What is a low-carb diet?

This diet, as its name suggests, is a weight loss plan in which carbohydrate intake is reduced. The goal is to create a caloric deficit, so that your body burns fat for energy and you lose kilos.

Benefits of a Low Carb Diet

Dr. Borja Bandera explains the advantages of a low-carbohydrate diet.

  • No calorie counting is necessary.
  • It has a high satiety index.
  • It keeps lean dough well.
  • Decreases cravings for eating.
  • Helps avoid digestive problems.
  • Improves glycemic control.
  • It has cardiovascular benefits.
  • Provides metabolic benefits.

What can I eat on a low-carb diet?

A low-carb diet bets on vegetables, such as broccoli, cauliflower, zucchini, peppers and spinach. Another of its star products is avocado. It also includes eggs, different types of meat (chicken, turkey, lamb and pork), fish, seafood, almond milk, fatty cheeses and red fruits. Also, use butter and olive oil for cooking.

What are the foods that do not contain carbohydrates?

Products of animal origin (meat, fish, milk, eggs ...) and olive oil are the main foods low in carbohydrates, since they provide other nutrients: fats and proteins.

What fruits and vegetables have no carbohydrates?

Low-carb fruits are blueberries, kiwi, apple, avocado, pomegranate, strawberries, orange and guava. On the other hand, some of the low-carb vegetables are asparagus, tomatoes, kale, bell pepper, spinach, zucchini, and chard.

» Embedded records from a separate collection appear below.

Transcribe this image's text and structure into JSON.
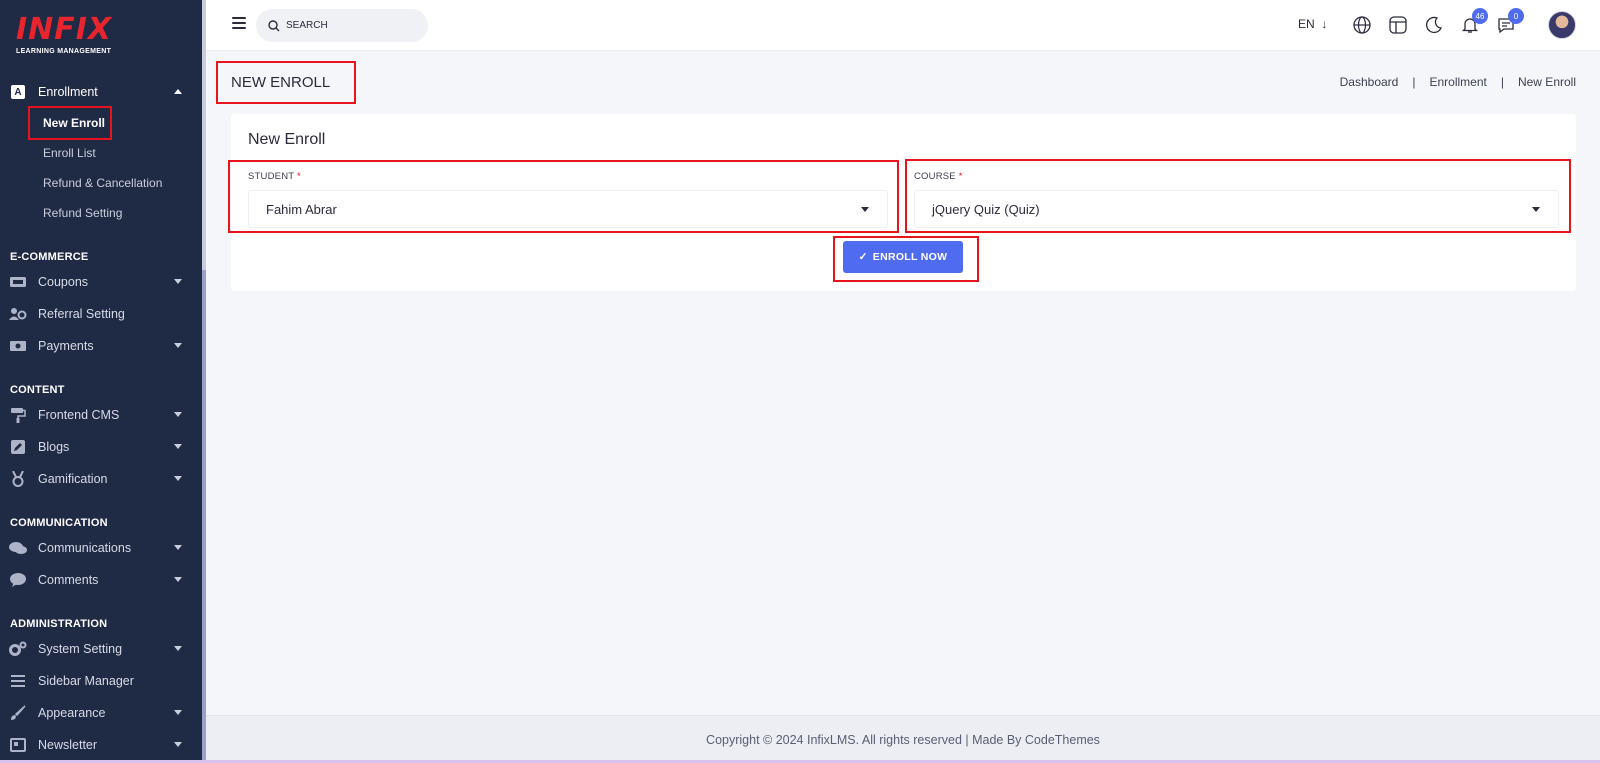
{
  "sidebar": {
    "logo_text": "INFIX",
    "logo_sub": "LEARNING MANAGEMENT",
    "enrollment": {
      "label": "Enrollment",
      "icon": "a-box-icon",
      "items": [
        {
          "label": "New Enroll"
        },
        {
          "label": "Enroll List"
        },
        {
          "label": "Refund & Cancellation"
        },
        {
          "label": "Refund Setting"
        }
      ]
    },
    "sections": {
      "ecommerce": "E-COMMERCE",
      "content": "CONTENT",
      "communication": "COMMUNICATION",
      "administration": "ADMINISTRATION"
    },
    "items": {
      "coupons": "Coupons",
      "referral": "Referral Setting",
      "payments": "Payments",
      "frontend_cms": "Frontend CMS",
      "blogs": "Blogs",
      "gamification": "Gamification",
      "communications": "Communications",
      "comments": "Comments",
      "system_setting": "System Setting",
      "sidebar_manager": "Sidebar Manager",
      "appearance": "Appearance",
      "newsletter": "Newsletter"
    }
  },
  "topbar": {
    "search_placeholder": "SEARCH",
    "language": "EN",
    "notifications_count": "46",
    "messages_count": "0",
    "icons": [
      "menu-icon",
      "search-icon",
      "globe-icon",
      "layout-icon",
      "moon-icon",
      "bell-icon",
      "chat-icon",
      "avatar"
    ]
  },
  "header": {
    "title": "NEW ENROLL",
    "breadcrumbs": [
      "Dashboard",
      "Enrollment",
      "New Enroll"
    ]
  },
  "form": {
    "title": "New Enroll",
    "student_label": "STUDENT",
    "student_value": "Fahim Abrar",
    "course_label": "COURSE",
    "course_value": "jQuery Quiz (Quiz)",
    "required_mark": "*",
    "submit_label": "ENROLL NOW"
  },
  "footer": {
    "text": "Copyright © 2024 InfixLMS. All rights reserved | Made By CodeThemes"
  },
  "colors": {
    "sidebar_bg": "#1f2a44",
    "accent": "#4f6bf0",
    "highlight": "#e8141d"
  }
}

View this post on Instagram

How to replace carbohydrates at breakfast?

Foodspring experts recommend several breakfast products that are low in carbohydrates: muesli, berries, nuts, chia seeds, protein pancakes with peanut butter and banana, avocado with fried egg and smoothie with coconut and raspberry.

What is the bread with the least carbohydrates?

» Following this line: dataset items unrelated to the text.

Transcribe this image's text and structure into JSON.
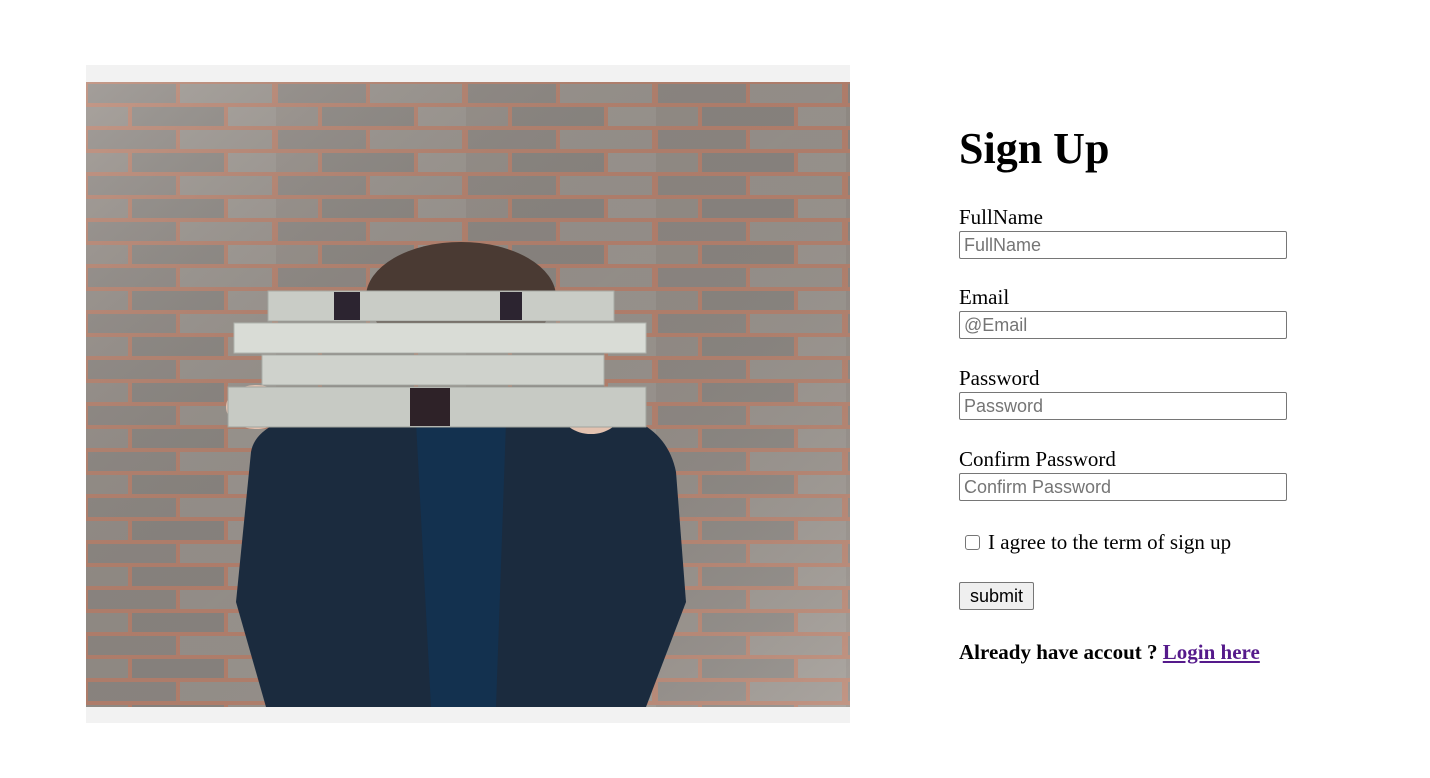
{
  "signup": {
    "title": "Sign Up",
    "fields": [
      {
        "label": "FullName",
        "placeholder": "FullName"
      },
      {
        "label": "Email",
        "placeholder": "@Email"
      },
      {
        "label": "Password",
        "placeholder": "Password"
      },
      {
        "label": "Confirm Password",
        "placeholder": "Confirm Password"
      }
    ],
    "agree_label": "I agree to the term of sign up",
    "agree_checked": false,
    "submit_label": "submit",
    "login_prompt": "Already have accout ?",
    "login_link": "Login here"
  },
  "colors": {
    "link": "#551a8b",
    "image_panel_bg": "#f2f2f2"
  }
}
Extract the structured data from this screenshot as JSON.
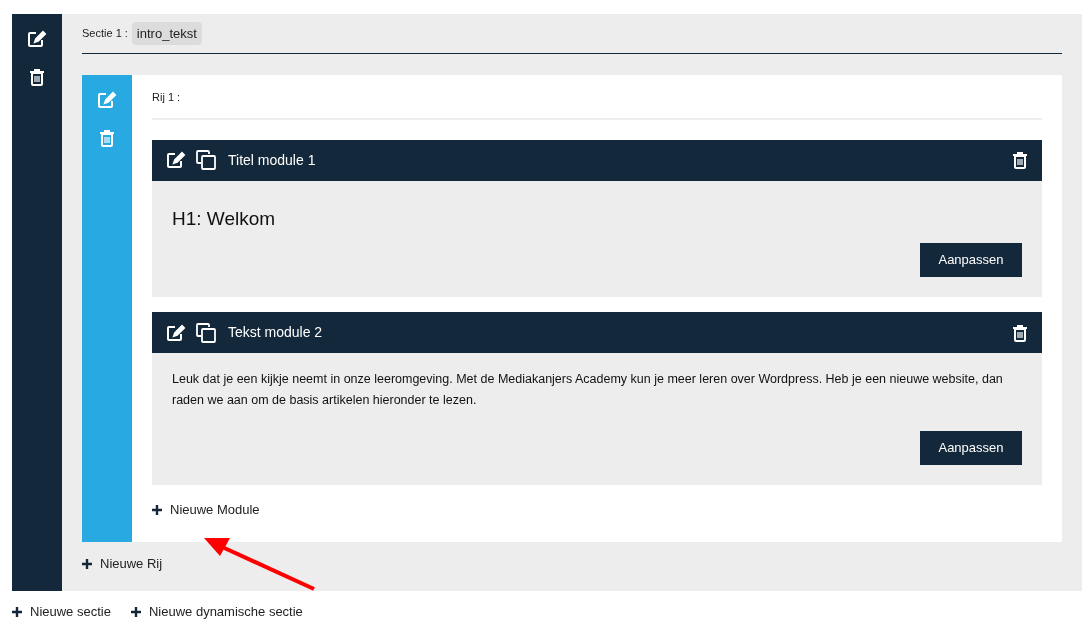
{
  "section": {
    "label": "Sectie 1 :",
    "name": "intro_tekst",
    "rows": [
      {
        "label": "Rij 1 :",
        "modules": [
          {
            "kind": "heading",
            "title": "Titel module 1",
            "content": "H1: Welkom",
            "button": "Aanpassen"
          },
          {
            "kind": "text",
            "title": "Tekst module 2",
            "content": "Leuk dat je een kijkje neemt in onze leeromgeving. Met de Mediakanjers Academy kun je meer leren over Wordpress. Heb je een nieuwe website, dan raden we aan om de basis artikelen hieronder te lezen.",
            "button": "Aanpassen"
          }
        ],
        "add_module": "Nieuwe Module"
      }
    ],
    "add_row": "Nieuwe Rij"
  },
  "actions": [
    "Nieuwe sectie",
    "Nieuwe dynamische sectie"
  ]
}
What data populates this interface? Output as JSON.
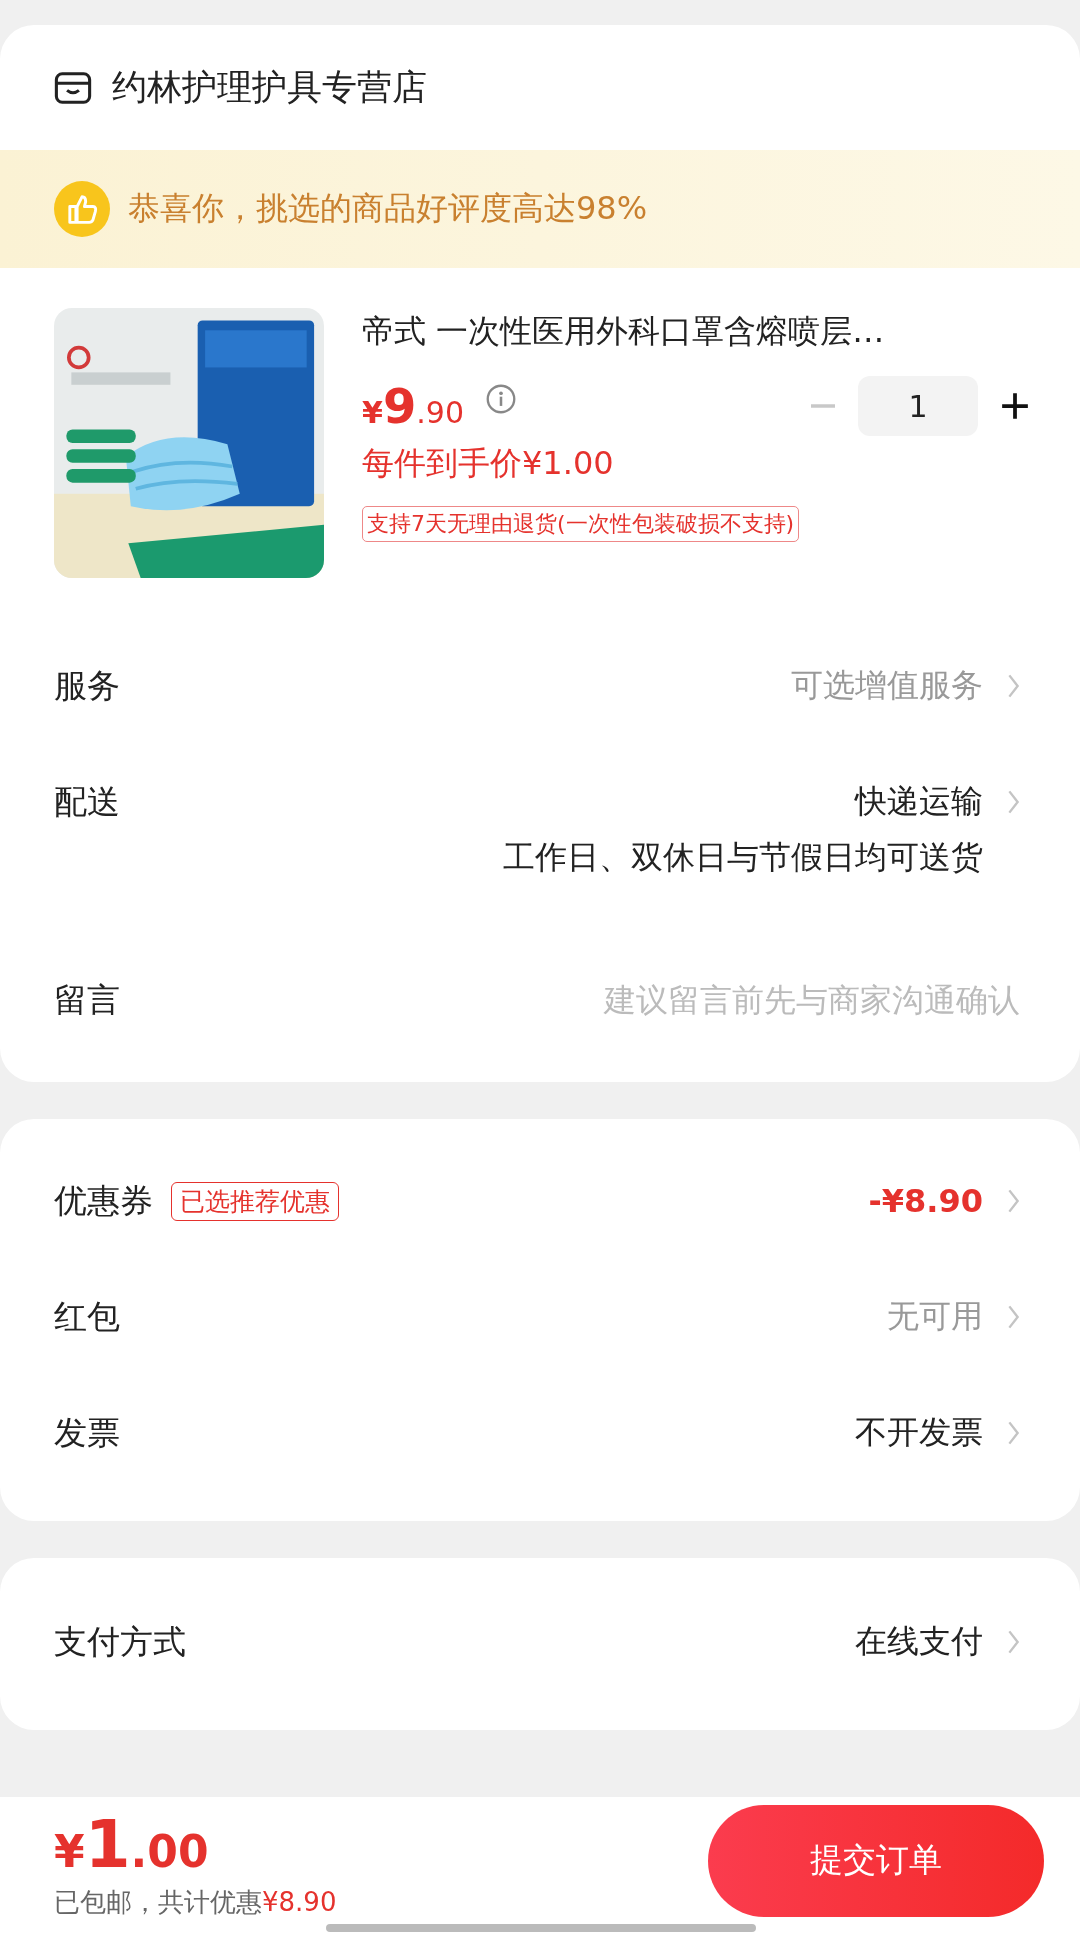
{
  "store": {
    "name": "约林护理护具专营店"
  },
  "banner": {
    "text": "恭喜你，挑选的商品好评度高达98%"
  },
  "product": {
    "title": "帝式 一次性医用外科口罩含熔喷层…",
    "price": {
      "symbol": "¥",
      "integer": "9",
      "decimal": ".90"
    },
    "quantity": "1",
    "minus_disabled": true,
    "unit_price": "每件到手价¥1.00",
    "return_tag": "支持7天无理由退货(一次性包装破损不支持)"
  },
  "order_rows": [
    {
      "kind": "link",
      "label": "服务",
      "value": "可选增值服务",
      "muted": true
    },
    {
      "kind": "link",
      "label": "配送",
      "value": "快递运输",
      "muted": false,
      "note": "工作日、双休日与节假日均可送货"
    },
    {
      "kind": "input",
      "label": "留言",
      "placeholder": "建议留言前先与商家沟通确认"
    }
  ],
  "discount_rows": [
    {
      "kind": "link",
      "label": "优惠券",
      "tag": "已选推荐优惠",
      "value": "-¥8.90",
      "highlight": true,
      "muted": false
    },
    {
      "kind": "link",
      "label": "红包",
      "value": "无可用",
      "highlight": false,
      "muted": true
    },
    {
      "kind": "link",
      "label": "发票",
      "value": "不开发票",
      "highlight": false,
      "muted": false
    }
  ],
  "payment_rows": [
    {
      "kind": "link",
      "label": "支付方式",
      "value": "在线支付",
      "muted": false
    }
  ],
  "footer": {
    "total": {
      "symbol": "¥",
      "integer": "1",
      "decimal": ".00"
    },
    "summary": "已包邮，共计优惠",
    "summary_amount": "¥8.90",
    "submit": "提交订单"
  }
}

Whole wheat bread provides fewer carbohydrates than white bread. You can also try rye bread or bread made with oatmeal.

What happens if a person stops consuming carbohydrates?

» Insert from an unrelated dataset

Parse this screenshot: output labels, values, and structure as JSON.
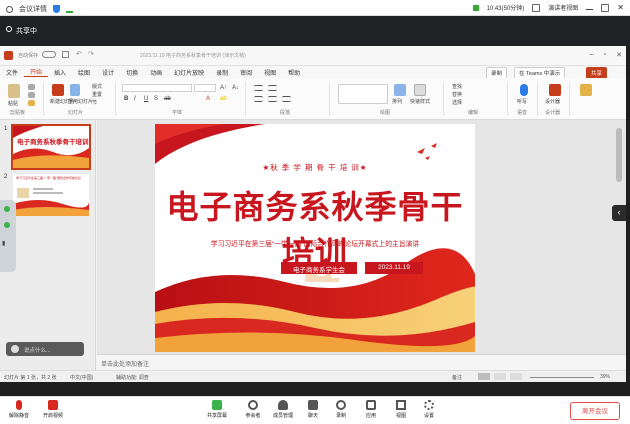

Mayo Clinic indicates that a strong restriction of carbohydrates causes the body to burn fat for energy, but warns of its possible side effects: muscle cramps, bad breath, headache, fatigue, constipation and other digestive problems.

View this post on Instagram

Who can't do this low-carb diet?

This diet should not be followed by pregnant or breastfeeding women, people taking medication for diabetes, and those being treated for hypertension.

21-Day Low-Carb Diet

Dietitian Monica Acha exposes in the following video her "21 days challenge to create a habit", a nutritional plan in which she suggests taking a green smoothie daily for three weeks.

Weekly menu of a no-carb diet

Keto Real recommends the following weekly menu for a low-carb diet, with suggestions for breakfasts, lunches and dinners with which you can lose weight.

Monday

  • Breakfast: Egg muffins with cheddar cheese, spinach and sun-dried tomatoes.
  • Food: Broccoli soup with bacon or pieces of tofu.
  • Dinner: Garlic shrimp with zucchini noodles.

Tuesday

  • Breakfast: Scrambled eggs on a bed of fried vegetables with pumpkin seeds.
  • Food: Chicken salad with cucumber, tomato, avocado, almond, onion and mayonnaise.
  • Dinner: Beef stew with mushrooms, onions, celery, herbs and beef broth.

Wednesday

  • Breakfast: Mushroom omelette, broccoli and peppers.
  • Food: Avocado and egg salad with onion and spices in a cup of lettuce.
  • Dinner: Chicken breast seasoned with Cajun, cauliflower rice and Brussels sprouts salad.

Thursday

  • Breakfast: Smoothie with nut butter, spinach, chia seeds, almond milk and protein powder.
  • Food: Shrimp and avocado salad with tomato, feta cheese, herbs, lemon juice and olive oil.
  • Dinner: Steak with garlic and butter, asparagus and mushrooms.

Friday

  • Breakfast: Two eggs, avocado and blackberries.
  • Food: Grilled salmon with leafy green salad and tomato.
  • Dinner: Cauliflower, green beans and mashed chicken breast.

Saturday

  • Breakfast: Scrambled eggs, jalapeños, onions and tomatoes with sunflower seeds.
  • Food: Tuna salad with tomato and avocado with macadamia nuts.
  • Dinner: Pork chops with non-starchy vegetables.

Sunday

  • Breakfast: Keto yogurt and granola.
  • Food: Guacamole, tomato and kale salad. Beef burger without bread.
  • Dinner: Sautéed chicken with broccoli, peppers, mushrooms and homemade satay sauce.